Activité. Vivre pour les élections et survivre entre deux élections, telle est la philosophie du PAM, du moins jusqu’en 2016, quand il était dirigé par des gens discrets, peu bavards et très surpris de s’être retrouvés là. Puis, à partir de 2016, les tonitruants arrivent, en les personnes de MM. Omari, Benchamach et Ouahbi. En guise d’activité, des disputes internes, et au lieu d’une unité dans les rangs, des dissensions, des ambitions, beaucoup de compromissions et quelques arrestations. Ainsi est l’ordinaire du PAM, dont l’actuel secrétaire général est également ministre de la Justice, en compagnie d’autres ministres, estampillés PAM, mais pour la forme bien évidemment…

En décembre dernier, la justice interpelle et place en détention préventive deux membres éminents du PAM, très éminents même. Les observateurs de la scène politique nationale esquissent un sourire entendu mais le PAM gronde… dans un communiqué, le parti menace ceux qui lancent des « compagnes diffamatoires » (sic) contre lui. Pas besoin !

Perspectives. Un congrès se réunit en février prochain, le 5ème en douze ans d’activité. Il faut garder à l’esprit qu’un congrès du PAM n’a d’autre objectif que d’élire son secrétaire général ; d’idées, point, de stratégie, rien et de « synthèse », encore moins. Abdellatif Ouahbi a laissé entendre qu’il ne rempilerait pas, ce qui serait, quand même, surprenant… mais dans le cas où il tiendrait sa promesse et qu'il n'ait pas de contre-ordre (ce qui pourrait arriver), trois candidats sont en lice pour lui succéder : la maire-ministre Fatima Zohra Mansouri, qu’on gratifie généreusement du surnom « dame de fer », car ça fait bien et sérieux, l’ultra-actif ministre Mehdi Bensaïd, un politique tout-terrain, ce qui est bien utile quand on est sur un tracteur, jeune ancien du parti, dont il connaît les rouages et les engrenages et, dit-on, Younes Sekkouri, ministre aux dents longues, membre de longue date du PAM, adepte de la langue de bois taillée à la tronçonneuse et qui aujourd’hui se verrait bien à sa tête, une candidature floue qui fait pouffer bien des caciques du parti.

Le problème du PAM est qu’il n’est connu qu’à travers ses membres dirigeants et ses scandales.

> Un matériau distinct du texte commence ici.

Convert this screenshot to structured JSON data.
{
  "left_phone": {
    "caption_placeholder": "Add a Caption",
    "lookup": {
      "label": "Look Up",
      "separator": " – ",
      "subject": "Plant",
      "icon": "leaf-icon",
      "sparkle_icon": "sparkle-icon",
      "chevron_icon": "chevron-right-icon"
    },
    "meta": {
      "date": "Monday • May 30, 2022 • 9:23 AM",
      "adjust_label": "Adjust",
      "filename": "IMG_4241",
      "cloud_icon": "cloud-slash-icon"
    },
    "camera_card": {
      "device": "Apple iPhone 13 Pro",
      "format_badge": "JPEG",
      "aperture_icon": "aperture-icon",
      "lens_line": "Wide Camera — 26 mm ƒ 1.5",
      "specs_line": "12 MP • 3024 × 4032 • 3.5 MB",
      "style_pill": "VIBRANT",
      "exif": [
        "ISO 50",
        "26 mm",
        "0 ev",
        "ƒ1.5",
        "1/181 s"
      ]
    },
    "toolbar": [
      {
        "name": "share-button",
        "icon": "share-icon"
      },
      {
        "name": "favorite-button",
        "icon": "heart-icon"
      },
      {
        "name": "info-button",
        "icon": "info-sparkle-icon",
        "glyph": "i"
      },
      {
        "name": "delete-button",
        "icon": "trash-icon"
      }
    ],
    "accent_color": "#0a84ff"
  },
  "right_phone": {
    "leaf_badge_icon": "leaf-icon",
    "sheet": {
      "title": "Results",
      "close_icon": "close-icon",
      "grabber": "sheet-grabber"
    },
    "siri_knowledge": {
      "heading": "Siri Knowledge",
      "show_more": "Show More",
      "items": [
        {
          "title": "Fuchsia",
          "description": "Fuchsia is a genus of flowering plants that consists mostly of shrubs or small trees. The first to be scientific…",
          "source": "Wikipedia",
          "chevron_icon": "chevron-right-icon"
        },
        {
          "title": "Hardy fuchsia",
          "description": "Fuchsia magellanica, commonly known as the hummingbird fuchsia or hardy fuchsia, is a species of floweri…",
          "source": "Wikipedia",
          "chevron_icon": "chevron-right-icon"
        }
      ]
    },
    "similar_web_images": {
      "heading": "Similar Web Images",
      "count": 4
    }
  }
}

Sa faiblesse congénitale est qu’il n’a pas été créé pour appliquer un programme fondé sur une idéologie mais qu’il est né autour du seul programme consistant à défaire une autre idéologie, celle du PJD. Le PJD étant aujourd’hui quasiment carbonisé, le PAM en pâtit car il n’a plus vraiment de raison d’être.

Si Abdellatif Ouahbi ne se présente pas à sa propre succession, ce qui est possible mais demeurerait inédit, le secrétariat général sera disputé entre Mme Mansouri et M. Bensaïd. La première est maire sans relief de Marrakech et ministre sans aspérité de l’Habitat, mais elle a pour elle l’atout d’être femme ; la « Dame de fer » doit encore montrer un savoir-faire. Le second est très politique et tout aussi expérimenté ; il a imprimé sa marque à la culture, soutenu le secteur des médias et imprimé sa marque à la jeunesse, mais sa propre jeunesse pourrait le desservir au sein d’une classe politique quinqua ou sexagénaire qui se méfie encore des jeunes.

En définitive, en février se tiendra le congrès de ce parti de gouvernement, mais un congrès sans enjeux véritables pour la bonne marche politique du pays. Le mieux serait semble-t-il de reconduire Abdellatif Ouahbi qui, en dépit de ses gaffes diverses et de ses provocations multiples, reste un orateur hors-pair et un progressiste convaincu. Même s’il souffre de l’absence d’un véritable appareil politique, partisan, pour le soutenir.

Mais dans tous les cas de figure, ce congrès sera un non-événement.